Next we modeled the relationship between gene values (ΔCt) and age, sex, and HF, by using a general linear model. After normalization to Casq2 or to Gapd, only three [transglutaminase 2 (TGM2), Lum, mitogen-activated protein kinase kinase 3 (Map2k3)] and four [(Lum, Map2k3, CCAAT/enhancer binding protein, β (Cebpb), phospholipase A2 (Pla2g2a)] of the 31 gene products, respectively, were significantly altered with HF, independent of age or sex (Table 3). Regardless of the normalization procedure, Lum (Fig. 2D) and Map2k3 transcript abundance increased, on average, by 8.3- or 4.7-fold, respectively. Many other significant changes in expression with HF (P < 0.05) were identified, but the extent of the change caused by HF depended on age or sex (Table 3). The observed HF changes in gene expression that varied by sex included Calponin 1, (Cnn1)^ΔCtC/G, Pla2g2a^ΔCtC, insulin growth factor binding protein 4, (Igfbp4)^ΔCtC/G, mitogen activated protein 4 kinase 5 (Mapk4k5)^ΔCtC and cyclin-dependent kinase inhibitor (Cdknia)^ΔCtC/G. In some cases only one sex (Cnn1, Fig. 3A) demonstrated changes with HF. In other cases, opposite effects occurred between males and females. For example, in males Grp58^ΔCtC expression decreased with HF, whereas in females, expression increased (Fig. 3B), and when males and females were combined in this larger data set, no significant change in expression could be demonstrated.

General linear model statistical analyses of Q-PCR data on a subset of HF-responsive gene products, which vary by age or sex. Data are presented as ΔCt after normalization to Casq2 or Gapd. Note the greater the ΔCt value, the lower the abundance. (A) Calponin 1 (Cnn1^ΔCtG), a HF-responsive gene product that affected primarily females. (B) Grp58^ΔCtG, a HF-responsive gene that was differentially expressed in males and females. (C) Mars^ΔCtG, a HF-responsive gene with age-dependent decreases in expression (R² = 0.36). Note that nonfailing hearts did not demonstrate any age-dependent effects. (D) Pla2g2a^ΔCtG, a HF-gene product with age-dependent increases in expression in both males and females (R² = 0.36). HF patients appear to have Pla2g2a at quantities equivalent to nonfailing old hearts. (E) Flnc^ΔCtG, a HF-responsive gene product that shows striking age-dependent decreases in females (R² = 0.56). Males demonstrate almost no HF or age dependence. (F) Dscr3^ΔCtC, age-, sex-, and HF-dependent interactions, indicative of complex biological interactions that contribute to the breadth of gene expression changes generally seen in microarray analyses of failing and nonfailing human hearts (R² = 0.36). Diamonds, nonfailing males; triangles, failing males; circles, nonfailing females; squares, failing females.

The abundance of some transcripts was altered with HF, but the extent of change varied by age. For example, methionyl-tRNA synthetase (Mars) decreased significantly in abundance with HF as a function of age, whereas nonfailing hearts did not demonstrate any changes in the expression of this transcript with aging (Fig. 3C). Pla2g2a abundance, on the other hand, significantly decreased as a function of both age and HF, but the change in HF did not depend on age, as can be seen by the parallel, negatively sloped lines in Fig. 3D. The abundance of some other transcripts that varied with age exhibited differential changes in HF. Filamin C, γ (Flnc), for example, shows striking age- and HF-dependent changes in females, and only modest changes in males (Fig. 3E).

More complicated interactions with HF were also identified, including that for Downs syndrome critical region 3 (Dscr3)^ΔCtC, which did not show any significant changes with HF, sex, or age alone. When interactions were taken into account, sex, age and HF contributed to significantly altered changes in expression of Dscr3 (Fig. 3F). The effects of HF on gene expression therefore depend on a multitude of complex genomic interactions that are affected by age and sex.

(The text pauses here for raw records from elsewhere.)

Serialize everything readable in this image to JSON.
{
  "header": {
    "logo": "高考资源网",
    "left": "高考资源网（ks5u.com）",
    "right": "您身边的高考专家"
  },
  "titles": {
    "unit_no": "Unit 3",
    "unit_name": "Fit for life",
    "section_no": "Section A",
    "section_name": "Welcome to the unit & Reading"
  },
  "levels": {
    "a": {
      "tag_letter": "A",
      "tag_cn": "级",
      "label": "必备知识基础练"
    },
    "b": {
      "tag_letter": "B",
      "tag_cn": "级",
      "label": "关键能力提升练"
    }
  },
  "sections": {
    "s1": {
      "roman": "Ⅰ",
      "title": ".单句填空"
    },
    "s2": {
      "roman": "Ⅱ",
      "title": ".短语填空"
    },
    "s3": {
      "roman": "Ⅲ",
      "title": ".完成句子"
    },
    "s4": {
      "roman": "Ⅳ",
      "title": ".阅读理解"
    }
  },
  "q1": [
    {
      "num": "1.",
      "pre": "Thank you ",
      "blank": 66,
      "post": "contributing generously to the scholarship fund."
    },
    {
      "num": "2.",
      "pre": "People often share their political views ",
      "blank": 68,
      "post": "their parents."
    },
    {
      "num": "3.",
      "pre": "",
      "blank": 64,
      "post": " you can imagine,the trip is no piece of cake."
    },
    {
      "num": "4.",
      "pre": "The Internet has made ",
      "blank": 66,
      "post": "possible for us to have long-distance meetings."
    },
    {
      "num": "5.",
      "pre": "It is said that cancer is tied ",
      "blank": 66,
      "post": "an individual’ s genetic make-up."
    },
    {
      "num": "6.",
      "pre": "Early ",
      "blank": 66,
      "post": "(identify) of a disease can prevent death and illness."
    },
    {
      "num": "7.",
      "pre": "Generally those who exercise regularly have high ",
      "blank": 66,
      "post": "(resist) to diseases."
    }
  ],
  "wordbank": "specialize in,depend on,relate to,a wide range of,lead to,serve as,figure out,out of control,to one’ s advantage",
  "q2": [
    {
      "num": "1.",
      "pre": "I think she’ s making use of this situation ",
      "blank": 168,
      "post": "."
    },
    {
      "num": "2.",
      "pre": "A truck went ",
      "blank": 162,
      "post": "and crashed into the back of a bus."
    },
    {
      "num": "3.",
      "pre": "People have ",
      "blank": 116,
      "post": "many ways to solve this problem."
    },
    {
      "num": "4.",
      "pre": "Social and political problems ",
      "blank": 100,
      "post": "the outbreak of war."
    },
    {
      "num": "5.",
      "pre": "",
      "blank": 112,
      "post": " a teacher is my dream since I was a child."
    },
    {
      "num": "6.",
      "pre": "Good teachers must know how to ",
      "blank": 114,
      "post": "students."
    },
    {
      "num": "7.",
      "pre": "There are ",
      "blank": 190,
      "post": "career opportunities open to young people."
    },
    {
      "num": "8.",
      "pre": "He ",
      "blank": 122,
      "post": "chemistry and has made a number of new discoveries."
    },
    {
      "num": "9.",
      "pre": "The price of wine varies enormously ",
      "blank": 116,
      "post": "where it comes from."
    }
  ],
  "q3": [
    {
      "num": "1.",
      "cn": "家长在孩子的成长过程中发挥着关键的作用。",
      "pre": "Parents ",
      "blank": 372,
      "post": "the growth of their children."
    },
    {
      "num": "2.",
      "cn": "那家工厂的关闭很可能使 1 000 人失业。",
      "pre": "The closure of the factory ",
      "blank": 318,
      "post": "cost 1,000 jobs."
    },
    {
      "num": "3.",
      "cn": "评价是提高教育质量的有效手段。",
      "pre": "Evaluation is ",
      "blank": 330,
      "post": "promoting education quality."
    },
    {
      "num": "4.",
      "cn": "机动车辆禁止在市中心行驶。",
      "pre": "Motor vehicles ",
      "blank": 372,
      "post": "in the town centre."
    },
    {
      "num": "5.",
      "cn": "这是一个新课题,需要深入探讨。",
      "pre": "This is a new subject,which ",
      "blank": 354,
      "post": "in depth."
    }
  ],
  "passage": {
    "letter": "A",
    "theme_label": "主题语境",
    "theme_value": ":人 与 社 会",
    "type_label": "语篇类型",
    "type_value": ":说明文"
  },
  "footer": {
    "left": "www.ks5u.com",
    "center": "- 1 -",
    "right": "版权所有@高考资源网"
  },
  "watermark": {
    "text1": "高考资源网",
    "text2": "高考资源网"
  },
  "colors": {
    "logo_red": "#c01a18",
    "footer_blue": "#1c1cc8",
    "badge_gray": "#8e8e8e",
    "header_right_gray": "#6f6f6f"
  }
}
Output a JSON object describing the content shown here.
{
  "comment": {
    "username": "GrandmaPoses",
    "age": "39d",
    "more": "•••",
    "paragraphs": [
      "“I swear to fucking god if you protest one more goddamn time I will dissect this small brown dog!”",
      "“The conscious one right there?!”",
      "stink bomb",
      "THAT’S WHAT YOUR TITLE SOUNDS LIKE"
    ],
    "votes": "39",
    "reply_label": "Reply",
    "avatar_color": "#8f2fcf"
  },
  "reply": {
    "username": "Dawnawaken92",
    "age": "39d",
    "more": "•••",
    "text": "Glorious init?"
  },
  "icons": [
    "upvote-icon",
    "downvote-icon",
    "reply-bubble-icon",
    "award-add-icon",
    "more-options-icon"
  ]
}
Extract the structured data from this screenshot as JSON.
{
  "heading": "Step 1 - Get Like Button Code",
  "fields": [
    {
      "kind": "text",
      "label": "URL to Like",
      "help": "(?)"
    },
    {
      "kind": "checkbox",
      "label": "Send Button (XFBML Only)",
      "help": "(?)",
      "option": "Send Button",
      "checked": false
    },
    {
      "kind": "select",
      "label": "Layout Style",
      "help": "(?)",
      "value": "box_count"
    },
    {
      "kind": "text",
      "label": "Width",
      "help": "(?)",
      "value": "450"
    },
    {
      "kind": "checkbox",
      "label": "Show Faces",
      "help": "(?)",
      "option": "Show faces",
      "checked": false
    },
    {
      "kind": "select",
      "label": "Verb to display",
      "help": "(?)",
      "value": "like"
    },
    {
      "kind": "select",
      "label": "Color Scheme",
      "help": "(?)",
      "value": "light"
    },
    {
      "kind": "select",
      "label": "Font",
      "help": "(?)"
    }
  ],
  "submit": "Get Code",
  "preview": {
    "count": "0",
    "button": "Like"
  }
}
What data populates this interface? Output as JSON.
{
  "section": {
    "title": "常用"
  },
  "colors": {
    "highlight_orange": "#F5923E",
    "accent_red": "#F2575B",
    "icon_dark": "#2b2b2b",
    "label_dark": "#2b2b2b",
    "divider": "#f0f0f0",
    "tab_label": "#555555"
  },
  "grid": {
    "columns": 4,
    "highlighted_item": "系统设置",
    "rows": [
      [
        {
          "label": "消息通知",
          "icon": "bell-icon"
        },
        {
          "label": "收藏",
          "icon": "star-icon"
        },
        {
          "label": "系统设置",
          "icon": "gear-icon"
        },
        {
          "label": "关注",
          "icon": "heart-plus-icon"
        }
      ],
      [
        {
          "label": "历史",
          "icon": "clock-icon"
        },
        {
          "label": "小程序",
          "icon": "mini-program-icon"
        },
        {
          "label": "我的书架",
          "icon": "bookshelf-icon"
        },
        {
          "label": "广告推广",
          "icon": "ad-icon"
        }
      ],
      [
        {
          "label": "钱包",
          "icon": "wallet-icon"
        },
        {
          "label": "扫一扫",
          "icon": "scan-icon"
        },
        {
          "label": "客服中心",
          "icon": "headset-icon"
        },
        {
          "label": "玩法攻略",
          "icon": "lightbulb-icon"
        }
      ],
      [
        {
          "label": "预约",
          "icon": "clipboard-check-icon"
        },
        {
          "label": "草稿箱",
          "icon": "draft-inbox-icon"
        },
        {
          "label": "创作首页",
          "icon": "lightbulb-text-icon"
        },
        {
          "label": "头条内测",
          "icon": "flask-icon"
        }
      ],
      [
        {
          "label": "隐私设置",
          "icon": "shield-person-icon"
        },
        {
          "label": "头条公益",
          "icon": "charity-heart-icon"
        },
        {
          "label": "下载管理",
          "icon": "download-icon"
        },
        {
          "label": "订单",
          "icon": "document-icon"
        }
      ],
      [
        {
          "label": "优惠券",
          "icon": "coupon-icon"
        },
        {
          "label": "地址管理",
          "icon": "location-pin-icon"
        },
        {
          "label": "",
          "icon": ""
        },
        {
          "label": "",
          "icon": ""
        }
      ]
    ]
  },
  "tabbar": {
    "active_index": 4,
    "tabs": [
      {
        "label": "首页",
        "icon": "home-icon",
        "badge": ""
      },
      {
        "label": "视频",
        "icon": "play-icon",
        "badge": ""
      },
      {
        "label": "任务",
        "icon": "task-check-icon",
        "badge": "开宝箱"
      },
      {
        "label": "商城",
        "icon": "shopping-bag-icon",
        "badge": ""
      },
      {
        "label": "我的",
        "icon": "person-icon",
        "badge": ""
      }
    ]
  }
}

Non-HF-Responsive Gene Products.

A subset of the candidate genes evaluated by Q-PCR did not demonstrate any significant change in expression with HF, but varied as a function of sex and/or age, underscoring the biological heterogeneity of these samples (Table 3). For example Pin1, identified as a highly significant HF-candidate gene (P < 0.00001), was not HF-responsive when normalized by Casq2. The altered expression was sex and age dependent, with females having a significantly reduced abundance relative to males (P = 0.006), potentially explaining the high degree of significance in the putative candidate gene list, which contained a proportionally larger number of samples from females. Pin1 did, however, show HF- and sex-related interactions when normalized to Gapd. Other sex and age interactions could be demonstrated for Cd163 antigen (Cd163)^ΔCtC, nuclear protein, ataxia-telangiectasia (Npat)^ΔCtC/G, and Ngp autoantigen (Ngp1)^ΔCtG. None of these age effects were significant until sex was taken into account. Sex-responsive genes include Ngp1^ΔCtC, transglutamase 2 (Tgm2)^ΔCtC, Cd163^ΔCtG and Map2k3^ΔCtC/G. Interestingly, the abundance of the control transcripts, Casq2 and Gapd demonstrated sex-related differences, which may affect the overall interpretation of these data. Females had greater abundances of Casq2 and Gapd than males (P = 0.007 and 0.006, respectively), but no further interactions could be identified.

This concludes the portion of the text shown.